Review by Sean Boelman
When a film takes place in a picturesque location and features a starry cast and a script that isn’t particularly substantial, one has to wonder if the movie is little more than an excuse for the actors to take a paid vacation. Even though that certainly seems to be the case with Sister of the Groom, it’s still pretty charming in a lighthearted way.
The film follows a woman on the cusp of turning forty who makes it her mission to undermine her brother’s wedding to a young French woman, causing their personalities to clash. This wedding crasher premise has been done many times before, but filmmaker Amy Miller Gross wisely tries to mostly avoid physical comedy, instead focusing on the protagonist’s arc.
Much of the movie feels like a series of scenes that are loosely woven together rather than a more unified narrative. There are a lot of funny and endearing moments, but the frame by which it is bound isn’t super satisfying. As a result, even though it is mostly harmless and jovial, the film also ends up feeling largely forgettable.
Where the movie does succeed is in giving the protagonist a solid arc. Granted, the idea of using someone else’s wedding as an opportunity for personal growth is undeniably selfish and admittedly a bit off-putting. Yet despite this, Gross’s approach to the character feels very earnest and makes the story surprisingly resonant.
However, there is a fundamental issue with the film and it is that it does not seem to address the toxicity. In wedding movies with a lot of physical comedy, there is usually a point at which the protagonist becomes embarrassed over their actions. That moment has a much weaker presence here, and as a result, the character’s growth isn’t as strong.
The film does feature a pretty excellent cast, even if not all of them are fully utilized. Alicia Silverstone makes for a funny and charismatic lead, and it’s nice to see her in the lead again after having done a few years in supporting roles. The late Mark Blum has some great moments, as do Tom Everett Scott and Jake Hoffman, but one will wish to have seen more of them.

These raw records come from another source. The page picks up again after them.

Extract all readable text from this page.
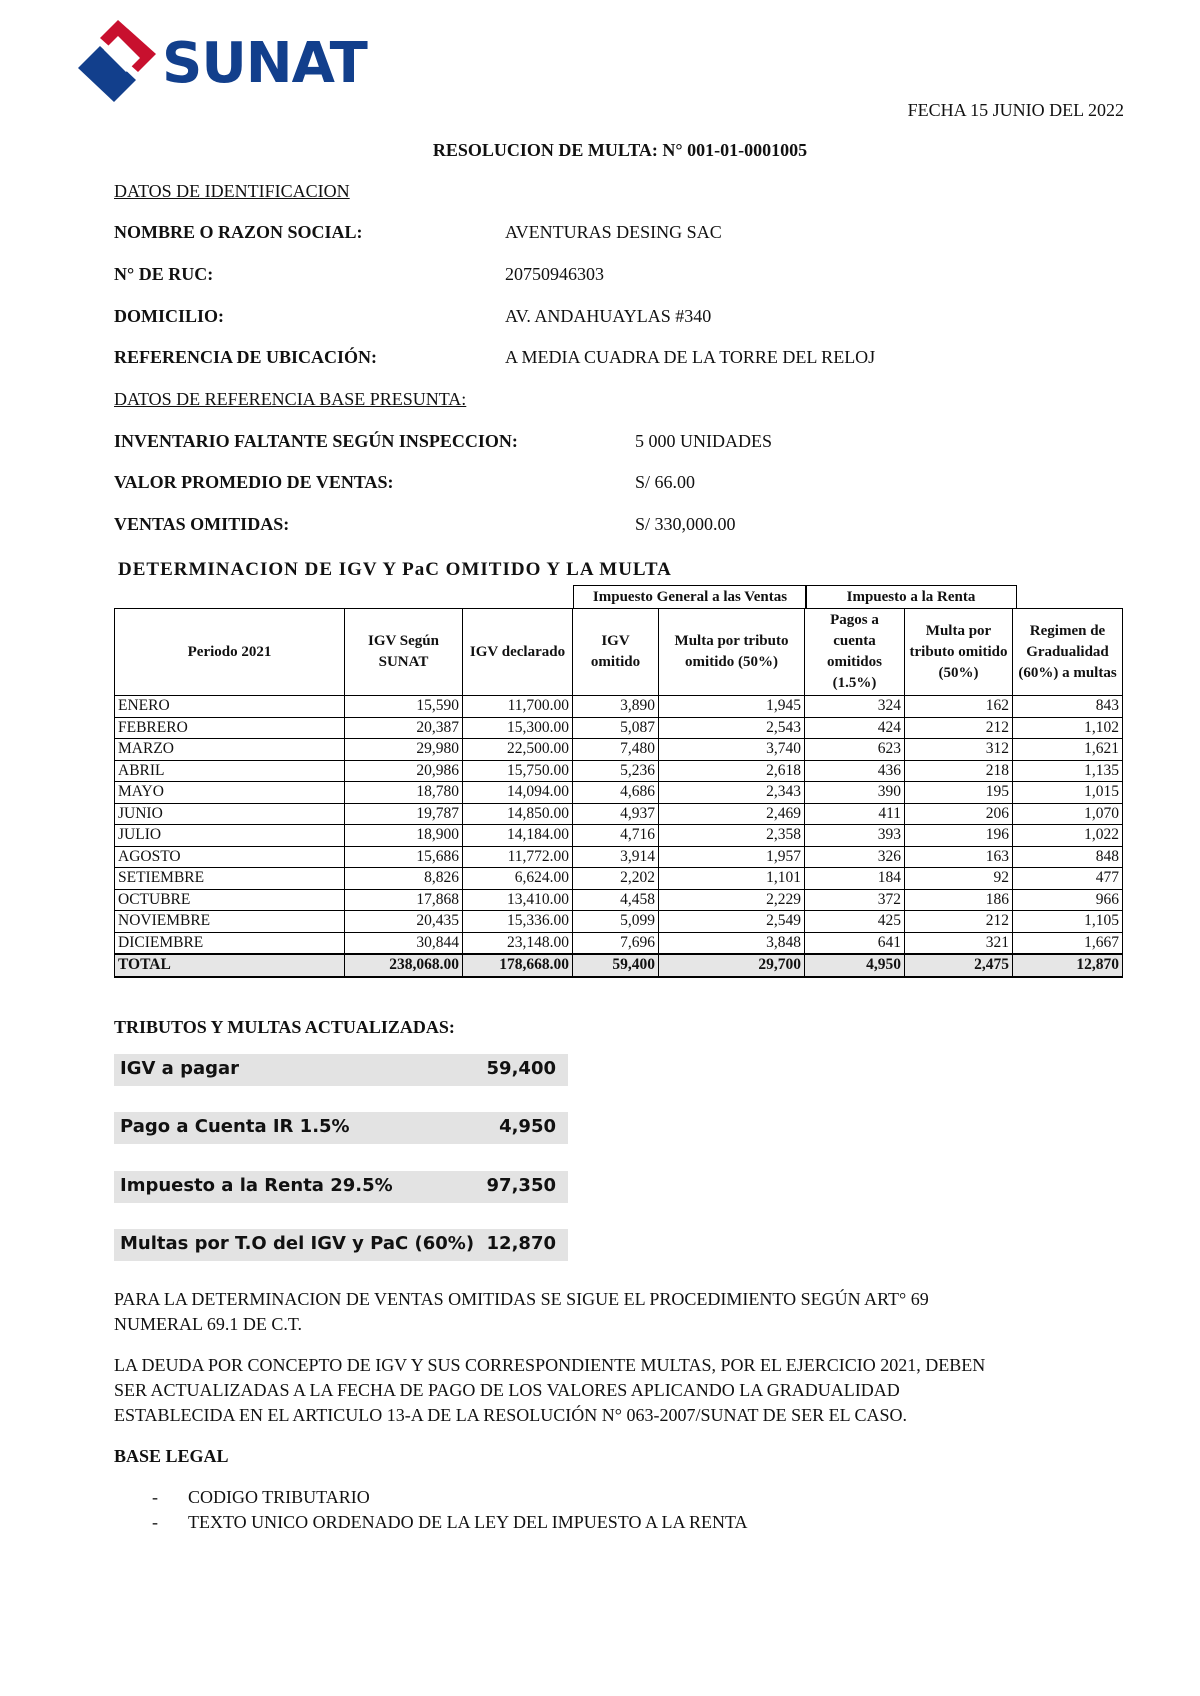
SUNAT
FECHA 15 JUNIO DEL 2022
RESOLUCION DE MULTA: N° 001-01-0001005
DATOS DE IDENTIFICACION
NOMBRE O RAZON SOCIAL:	AVENTURAS DESING SAC
N° DE RUC:	20750946303
DOMICILIO:	AV. ANDAHUAYLAS #340
REFERENCIA DE UBICACIÓN:	A MEDIA CUADRA DE LA TORRE DEL RELOJ
DATOS DE REFERENCIA BASE PRESUNTA:
INVENTARIO FALTANTE SEGÚN INSPECCION:	5 000 UNIDADES
VALOR PROMEDIO DE VENTAS:	S/ 66.00
VENTAS OMITIDAS:	S/ 330,000.00
DETERMINACION DE IGV Y PaC OMITIDO Y LA MULTA
Impuesto General a las Ventas	Impuesto a la Renta
Periodo 2021	IGV Según SUNAT	IGV declarado	IGV omitido	Multa por tributo omitido (50%)	Pagos a cuenta omitidos (1.5%)	Multa por tributo omitido (50%)	Regimen de Gradualidad (60%) a multas
ENERO	15,590	11,700.00	3,890	1,945	324	162	843
FEBRERO	20,387	15,300.00	5,087	2,543	424	212	1,102
MARZO	29,980	22,500.00	7,480	3,740	623	312	1,621
ABRIL	20,986	15,750.00	5,236	2,618	436	218	1,135
MAYO	18,780	14,094.00	4,686	2,343	390	195	1,015
JUNIO	19,787	14,850.00	4,937	2,469	411	206	1,070
JULIO	18,900	14,184.00	4,716	2,358	393	196	1,022
AGOSTO	15,686	11,772.00	3,914	1,957	326	163	848
SETIEMBRE	8,826	6,624.00	2,202	1,101	184	92	477
OCTUBRE	17,868	13,410.00	4,458	2,229	372	186	966
NOVIEMBRE	20,435	15,336.00	5,099	2,549	425	212	1,105
DICIEMBRE	30,844	23,148.00	7,696	3,848	641	321	1,667
TOTAL	238,068.00	178,668.00	59,400	29,700	4,950	2,475	12,870
TRIBUTOS Y MULTAS ACTUALIZADAS:
IGV a pagar	59,400
Pago a Cuenta IR 1.5%	4,950
Impuesto a la Renta 29.5%	97,350
Multas por T.O del IGV y PaC (60%) 12,870
PARA LA DETERMINACION DE VENTAS OMITIDAS SE SIGUE EL PROCEDIMIENTO SEGÚN ART° 69
NUMERAL 69.1 DE C.T.
LA DEUDA POR CONCEPTO DE IGV Y SUS CORRESPONDIENTE MULTAS, POR EL EJERCICIO 2021, DEBEN
SER ACTUALIZADAS A LA FECHA DE PAGO DE LOS VALORES APLICANDO LA GRADUALIDAD
ESTABLECIDA EN EL ARTICULO 13-A DE LA RESOLUCIÓN N° 063-2007/SUNAT DE SER EL CASO.
BASE LEGAL
- CODIGO TRIBUTARIO
- TEXTO UNICO ORDENADO DE LA LEY DEL IMPUESTO A LA RENTA
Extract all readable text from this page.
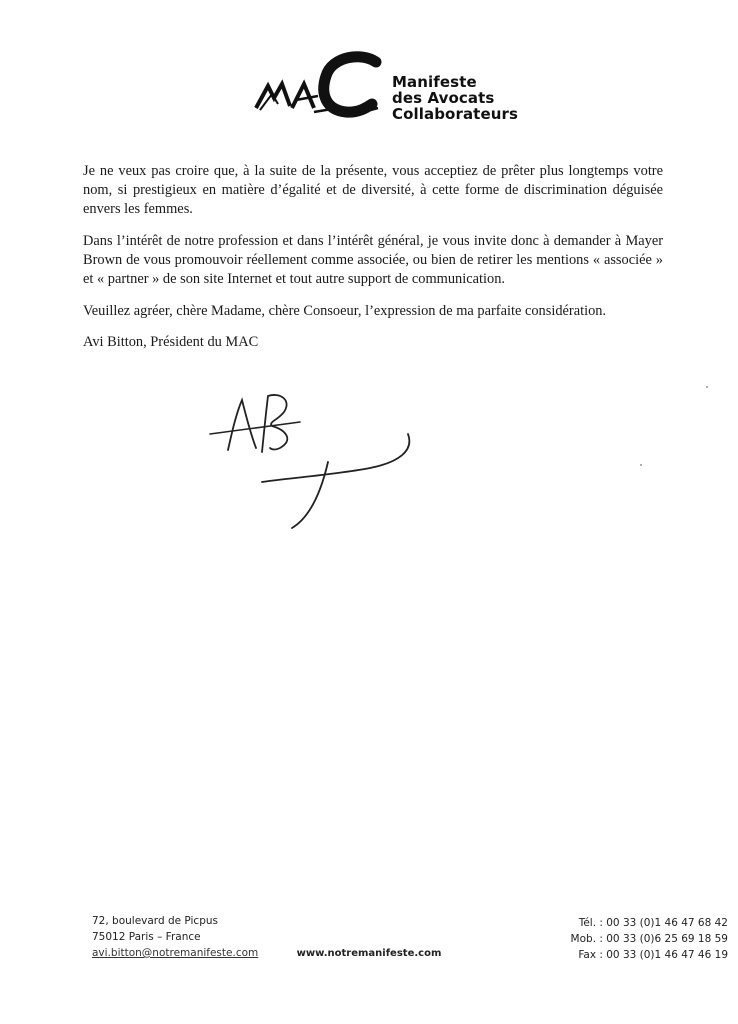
Manifeste
des Avocats
Collaborateurs

Je ne veux pas croire que, à la suite de la présente, vous acceptiez de prêter plus longtemps votre nom, si prestigieux en matière d’égalité et de diversité, à cette forme de discrimination déguisée envers les femmes.

Dans l’intérêt de notre profession et dans l’intérêt général, je vous invite donc à demander à Mayer Brown de vous promouvoir réellement comme associée, ou bien de retirer les mentions « associée » et « partner » de son site Internet et tout autre support de communication.

Veuillez agréer, chère Madame, chère Consoeur, l’expression de ma parfaite considération.

Avi Bitton, Président du MAC

72, boulevard de Picpus
75012 Paris – France
avi.bitton@notremanifeste.com
Tél. : 00 33 (0)1 46 47 68 42
Mob. : 00 33 (0)6 25 69 18 59
Fax : 00 33 (0)1 46 47 46 19
www.notremanifeste.com
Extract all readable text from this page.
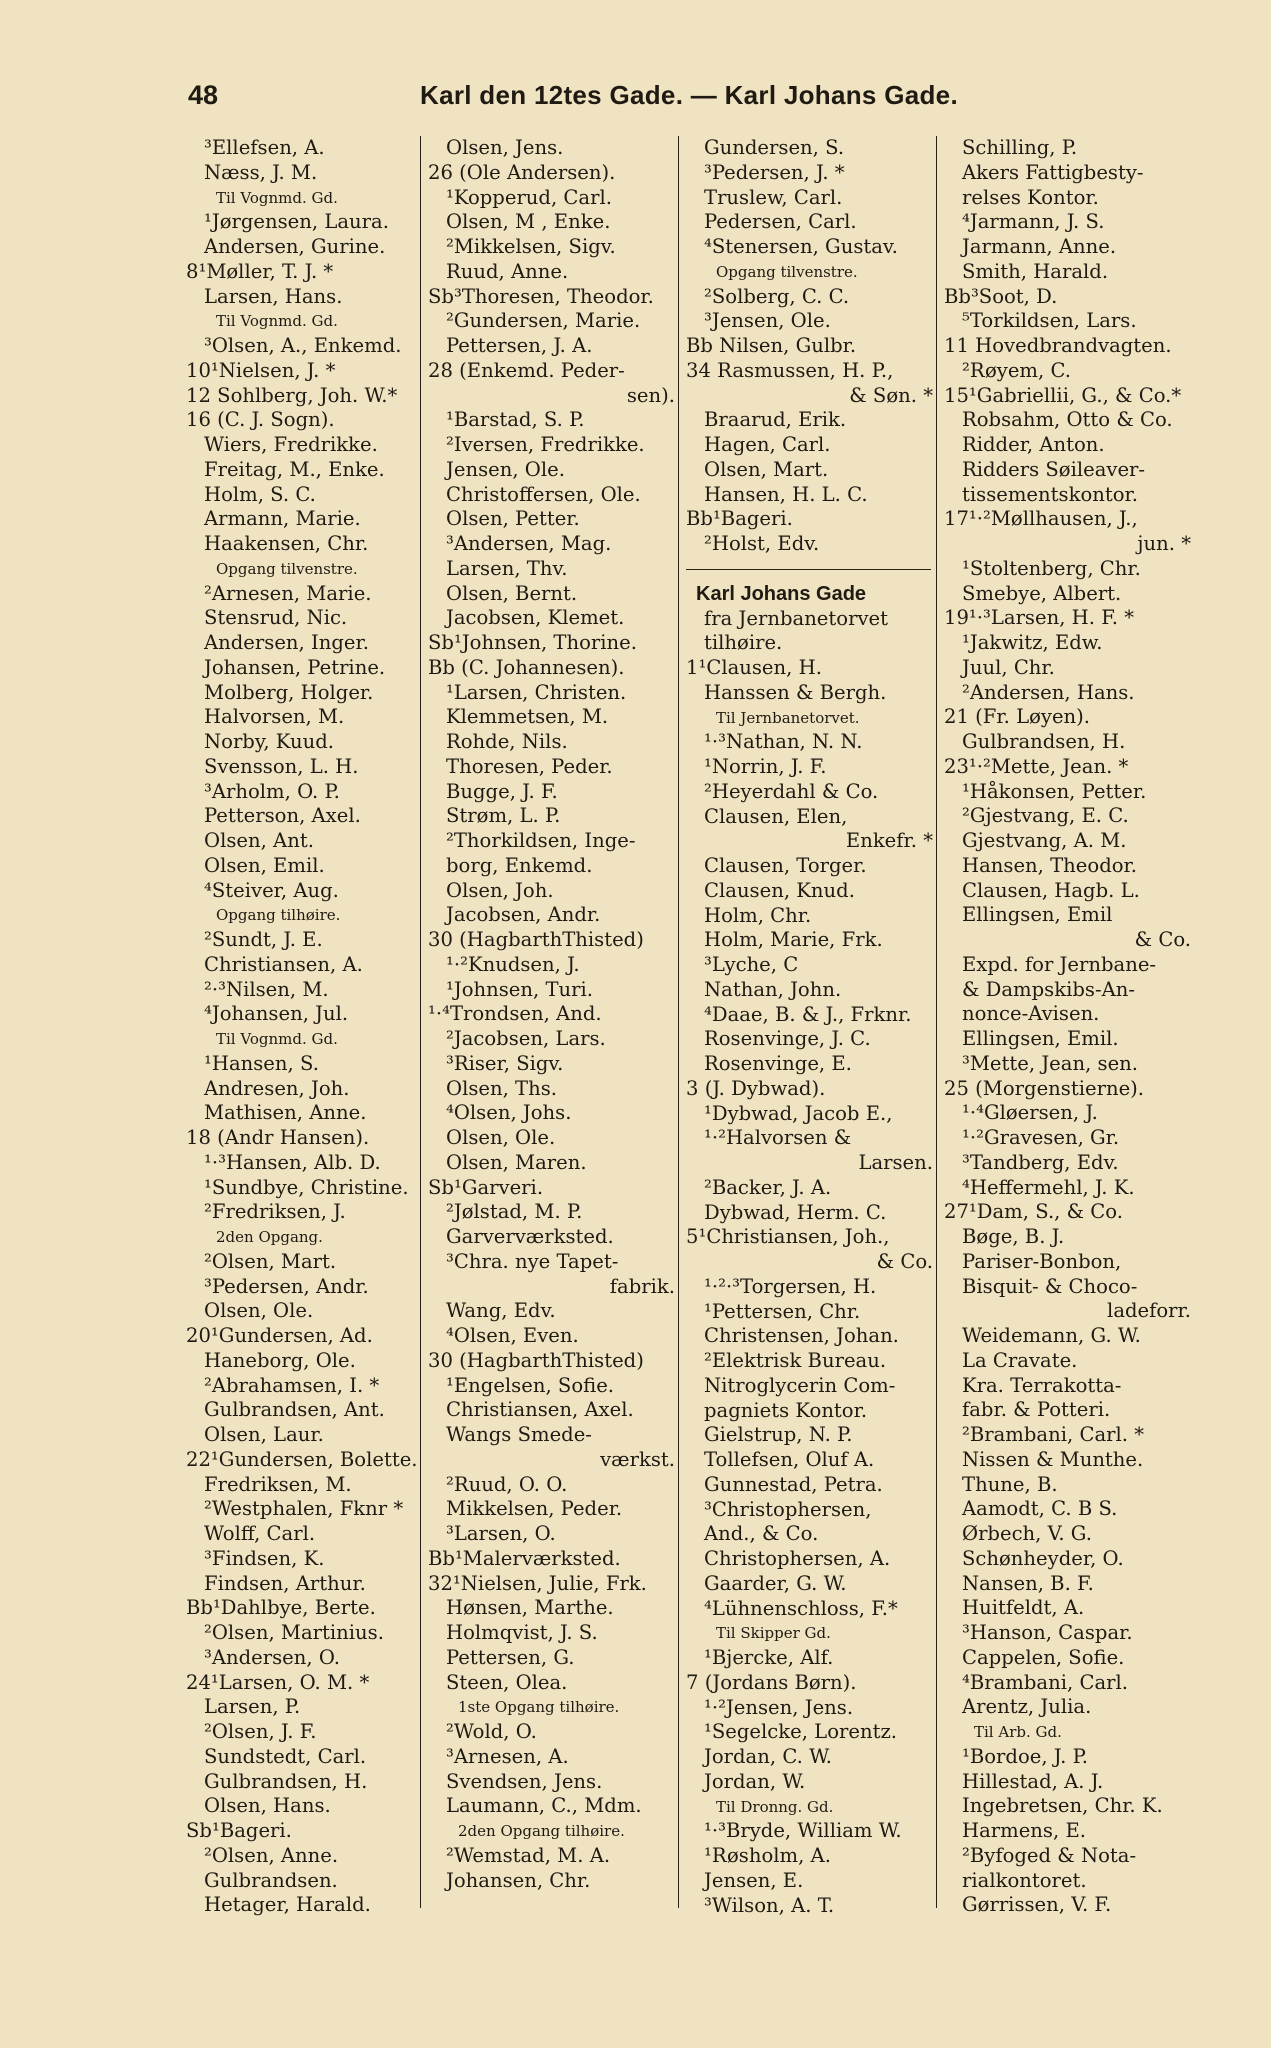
48	Karl den 12tes Gade. — Karl Johans Gade.
³Ellefsen, A.
Næss, J. M.
Til Vognmd. Gd.
¹Jørgensen, Laura.
Andersen, Gurine.
8¹Møller, T. J. *
Larsen, Hans.
Til Vognmd. Gd.
³Olsen, A., Enkemd.
10¹Nielsen, J. *
12 Sohlberg, Joh. W.*
16 (C. J. Sogn).
Wiers, Fredrikke.
Freitag, M., Enke.
Holm, S. C.
Armann, Marie.
Haakensen, Chr.
Opgang tilvenstre.
²Arnesen, Marie.
Stensrud, Nic.
Andersen, Inger.
Johansen, Petrine.
Molberg, Holger.
Halvorsen, M.
Norby, Kuud.
Svensson, L. H.
³Arholm, O. P.
Petterson, Axel.
Olsen, Ant.
Olsen, Emil.
⁴Steiver, Aug.
Opgang tilhøire.
²Sundt, J. E.
Christiansen, A.
²·³Nilsen, M.
⁴Johansen, Jul.
Til Vognmd. Gd.
¹Hansen, S.
Andresen, Joh.
Mathisen, Anne.
18 (Andr Hansen).
¹·³Hansen, Alb. D.
¹Sundbye, Christine.
²Fredriksen, J.
2den Opgang.
²Olsen, Mart.
³Pedersen, Andr.
Olsen, Ole.
20¹Gundersen, Ad.
Haneborg, Ole.
²Abrahamsen, I. *
Gulbrandsen, Ant.
Olsen, Laur.
22¹Gundersen, Bolette.
Fredriksen, M.
²Westphalen, Fknr *
Wolff, Carl.
³Findsen, K.
Findsen, Arthur.
Bb¹Dahlbye, Berte.
²Olsen, Martinius.
³Andersen, O.
24¹Larsen, O. M. *
Larsen, P.
²Olsen, J. F.
Sundstedt, Carl.
Gulbrandsen, H.
Olsen, Hans.
Sb¹Bageri.
²Olsen, Anne.
Gulbrandsen.
Hetager, Harald.
Olsen, Jens.
26 (Ole Andersen).
¹Kopperud, Carl.
Olsen, M , Enke.
²Mikkelsen, Sigv.
Ruud, Anne.
Sb³Thoresen, Theodor.
²Gundersen, Marie.
Pettersen, J. A.
28 (Enkemd. Peder-
sen).
¹Barstad, S. P.
²Iversen, Fredrikke.
Jensen, Ole.
Christoffersen, Ole.
Olsen, Petter.
³Andersen, Mag.
Larsen, Thv.
Olsen, Bernt.
Jacobsen, Klemet.
Sb¹Johnsen, Thorine.
Bb (C. Johannesen).
¹Larsen, Christen.
Klemmetsen, M.
Rohde, Nils.
Thoresen, Peder.
Bugge, J. F.
Strøm, L. P.
²Thorkildsen, Inge-
borg, Enkemd.
Olsen, Joh.
Jacobsen, Andr.
30 (HagbarthThisted)
¹·²Knudsen, J.
¹Johnsen, Turi.
¹·⁴Trondsen, And.
²Jacobsen, Lars.
³Riser, Sigv.
Olsen, Ths.
⁴Olsen, Johs.
Olsen, Ole.
Olsen, Maren.
Sb¹Garveri.
²Jølstad, M. P.
Garverværksted.
³Chra. nye Tapet-
fabrik.
Wang, Edv.
⁴Olsen, Even.
30 (HagbarthThisted)
¹Engelsen, Sofie.
Christiansen, Axel.
Wangs Smede-
værkst.
²Ruud, O. O.
Mikkelsen, Peder.
³Larsen, O.
Bb¹Malerværksted.
32¹Nielsen, Julie, Frk.
Hønsen, Marthe.
Holmqvist, J. S.
Pettersen, G.
Steen, Olea.
1ste Opgang tilhøire.
²Wold, O.
³Arnesen, A.
Svendsen, Jens.
Laumann, C., Mdm.
2den Opgang tilhøire.
²Wemstad, M. A.
Johansen, Chr.
Gundersen, S.
³Pedersen, J. *
Truslew, Carl.
Pedersen, Carl.
⁴Stenersen, Gustav.
Opgang tilvenstre.
²Solberg, C. C.
³Jensen, Ole.
Bb Nilsen, Gulbr.
34 Rasmussen, H. P.,
& Søn. *
Braarud, Erik.
Hagen, Carl.
Olsen, Mart.
Hansen, H. L. C.
Bb¹Bageri.
²Holst, Edv.
Karl Johans Gade
fra Jernbanetorvet
tilhøire.
1¹Clausen, H.
Hanssen & Bergh.
Til Jernbanetorvet.
¹·³Nathan, N. N.
¹Norrin, J. F.
²Heyerdahl & Co.
Clausen, Elen,
Enkefr. *
Clausen, Torger.
Clausen, Knud.
Holm, Chr.
Holm, Marie, Frk.
³Lyche, C
Nathan, John.
⁴Daae, B. & J., Frknr.
Rosenvinge, J. C.
Rosenvinge, E.
3 (J. Dybwad).
¹Dybwad, Jacob E.,
¹·²Halvorsen &
Larsen.
²Backer, J. A.
Dybwad, Herm. C.
5¹Christiansen, Joh.,
& Co.
¹·²·³Torgersen, H.
¹Pettersen, Chr.
Christensen, Johan.
²Elektrisk Bureau.
Nitroglycerin Com-
pagniets Kontor.
Gielstrup, N. P.
Tollefsen, Oluf A.
Gunnestad, Petra.
³Christophersen,
And., & Co.
Christophersen, A.
Gaarder, G. W.
⁴Lühnenschloss, F.*
Til Skipper Gd.
¹Bjercke, Alf.
7 (Jordans Børn).
¹·²Jensen, Jens.
¹Segelcke, Lorentz.
Jordan, C. W.
Jordan, W.
Til Dronng. Gd.
¹·³Bryde, William W.
¹Røsholm, A.
Jensen, E.
³Wilson, A. T.
Schilling, P.
Akers Fattigbesty-
relses Kontor.
⁴Jarmann, J. S.
Jarmann, Anne.
Smith, Harald.
Bb³Soot, D.
⁵Torkildsen, Lars.
11 Hovedbrandvagten.
²Røyem, C.
15¹Gabriellii, G., & Co.*
Robsahm, Otto & Co.
Ridder, Anton.
Ridders Søileaver-
tissementskontor.
17¹·²Møllhausen, J.,
jun. *
¹Stoltenberg, Chr.
Smebye, Albert.
19¹·³Larsen, H. F. *
¹Jakwitz, Edw.
Juul, Chr.
²Andersen, Hans.
21 (Fr. Løyen).
Gulbrandsen, H.
23¹·²Mette, Jean. *
¹Håkonsen, Petter.
²Gjestvang, E. C.
Gjestvang, A. M.
Hansen, Theodor.
Clausen, Hagb. L.
Ellingsen, Emil
& Co.
Expd. for Jernbane-
& Dampskibs-An-
nonce-Avisen.
Ellingsen, Emil.
³Mette, Jean, sen.
25 (Morgenstierne).
¹·⁴Gløersen, J.
¹·²Gravesen, Gr.
³Tandberg, Edv.
⁴Heffermehl, J. K.
27¹Dam, S., & Co.
Bøge, B. J.
Pariser-Bonbon,
Bisquit- & Choco-
ladeforr.
Weidemann, G. W.
La Cravate.
Kra. Terrakotta-
fabr. & Potteri.
²Brambani, Carl. *
Nissen & Munthe.
Thune, B.
Aamodt, C. B S.
Ørbech, V. G.
Schønheyder, O.
Nansen, B. F.
Huitfeldt, A.
³Hanson, Caspar.
Cappelen, Sofie.
⁴Brambani, Carl.
Arentz, Julia.
Til Arb. Gd.
¹Bordoe, J. P.
Hillestad, A. J.
Ingebretsen, Chr. K.
Harmens, E.
²Byfoged & Nota-
rialkontoret.
Gørrissen, V. F.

As is the case with a lot of these destination wedding movies, this is gorgeous to look at. Gross knows that she is shooting pretty people in pretty places, and so it doesn’t take much to make it aesthetically pleasing. And now that travel has been restricted, it’s a solid bit of escapism to see these lovely settings.
Sister of the Groom isn’t anything special, but it looks good and has enough laughs and heart to be worth a watch. It’s a solid distraction for ninety minutes before moving on to the next movie that is sure to be more noteworthy.
Sister of the Groom hits theaters and VOD on December 18.